Ее что, подумалось Жуюй, Шаоай послала ее унижать? Иначе зачем Шаоай вообще могло понадобиться говорить про нее с подругой? Шаоай ее невзлюбила, это было ясно как день. Она почти не разговаривала с Жуюй, что было, надо сказать, к лучшему, потому что в эти дни она редко разговаривала с кем-либо без того, чтобы огрызнуться; но поздно вечером она без устали демонстрировала свою к ней враждебность и отвращение. Ждала, пока Жуюй ляжет, гасила свет и продолжала читать при переносной лампе, яростно переворачивала страницы и иногда, кончив чтение, швыряла книгу на пол через комариную сетку. Жуюй, старавшаяся вставать как можно раньше – к счастью, Шаоай спала слишком долго, чтобы затевать утром новый раунд молчаливой конфронтации, – иногда бросала взгляд на книгу на полу, если она лежала названием вверх. Несколько дней подряд это была книга «Второй пол» некой де Бовуар; название смутило Жуюй, и, запомнив этот желтый корешок и потрепанный вид, она старалась не смотреть, даже если книга пялилась на нее с пола. Были и другие, потоньше, все с неприятными названиями: «Тошнота», «Мухи», «Чума». Одна книга, впрочем, привлекла внимание Жуюй: «Исповедь сына века»; она была не прочь узнать, о чем это, но не смела шевельнуть страницей, боясь, что Шаоай проснется и застанет ее.
– Я играла на пианино в твоем возрасте, – сказала Енин. Смешно, подумала Жуюй: говорит так, будто мы из разных поколений. – Все время практиковалась. И все равно времени не хватало, я жалела, что в сутках не сорок восемь часов. Вот я и удивилась, когда наша с тобой подруга мне сказала, что ты здесь ни разу не притронулась к инструменту.

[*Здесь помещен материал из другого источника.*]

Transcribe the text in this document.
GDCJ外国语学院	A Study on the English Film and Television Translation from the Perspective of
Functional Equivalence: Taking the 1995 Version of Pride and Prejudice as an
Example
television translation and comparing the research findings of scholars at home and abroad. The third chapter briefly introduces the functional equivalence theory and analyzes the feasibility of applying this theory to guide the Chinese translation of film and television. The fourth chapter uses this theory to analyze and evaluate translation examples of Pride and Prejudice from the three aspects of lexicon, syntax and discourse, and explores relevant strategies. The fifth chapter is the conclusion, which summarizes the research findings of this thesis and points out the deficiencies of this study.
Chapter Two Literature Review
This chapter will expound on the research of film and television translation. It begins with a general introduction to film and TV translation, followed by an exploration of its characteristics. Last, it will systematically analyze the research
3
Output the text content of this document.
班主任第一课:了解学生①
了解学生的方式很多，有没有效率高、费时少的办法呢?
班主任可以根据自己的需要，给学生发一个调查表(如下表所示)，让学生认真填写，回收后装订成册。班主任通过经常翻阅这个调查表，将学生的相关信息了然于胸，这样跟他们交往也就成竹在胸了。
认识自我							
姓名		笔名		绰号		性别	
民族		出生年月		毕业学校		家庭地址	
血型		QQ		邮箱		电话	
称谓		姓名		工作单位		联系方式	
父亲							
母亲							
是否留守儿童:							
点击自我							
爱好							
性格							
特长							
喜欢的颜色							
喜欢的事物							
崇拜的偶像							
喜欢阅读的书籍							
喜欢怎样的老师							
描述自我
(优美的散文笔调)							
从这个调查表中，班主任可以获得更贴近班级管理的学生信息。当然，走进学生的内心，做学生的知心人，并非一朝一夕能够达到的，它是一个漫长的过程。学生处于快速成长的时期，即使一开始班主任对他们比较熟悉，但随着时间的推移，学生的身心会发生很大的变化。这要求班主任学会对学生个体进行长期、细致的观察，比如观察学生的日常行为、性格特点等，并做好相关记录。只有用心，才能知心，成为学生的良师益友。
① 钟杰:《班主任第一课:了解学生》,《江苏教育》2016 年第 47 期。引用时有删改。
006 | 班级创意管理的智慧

– Аккордеон – громкий инструмент.
– Все инструменты громкие.
– Не хочу беспокоить Дедушку.
– С чего ты взяла, что можешь его обеспокоить? – спросила Енин, но затем ее голос смягчился. – Меня тревожит, что ты потеряешь навык, если не будешь играть каждый день.
– Я могу подождать до начала школы. Можань говорит, там есть музыкальный класс.
– И все-таки ваши соседи наверняка думают, что ты от заносчивости не хочешь им сыграть.
– Никто так не думает, – возразила Жуюй.
– Откуда такая уверенность? – Енин с невинным удивлением широко открыла глаза, но затем опять их сузила. – Ты слишком юная, ты ничего еще не знаешь. Ты и половины не знаешь того, что люди о тебе думают, – промолвила она с мягкой печалью бессилия, словно об искалеченном животном или мертвом младенце.
Жуюй передернуло. И правда, несколько соседей просили ее дать во дворе вечерний концерт. Она вежливо качала в ответ головой и удивлялась про себя, почему люди так настойчивы, ведь она ясно дала понять, что не хочет. К аккордеону, на котором она играла, потому что так решили ее тети, она не питала ни любви, ни нелюбви. Инструмент неважно ей подходил. Массивный, он ощущался как неизящное продолжение ее груди. Звучал громко, вещи, которые она играла – польки и вальсы из мест, где, она воображала, вечно светит солнце, – были слишком радостные. Дома, у теть, Жуюй иногда практиковалась, нажимая на клавиши, но не растягивая мех; только тогда она воспринимала себя как исполнительницу музыки, безмолвные мелодии были продолжениями ее мыслей, никто их не слышал, никто не обращал на них внимания.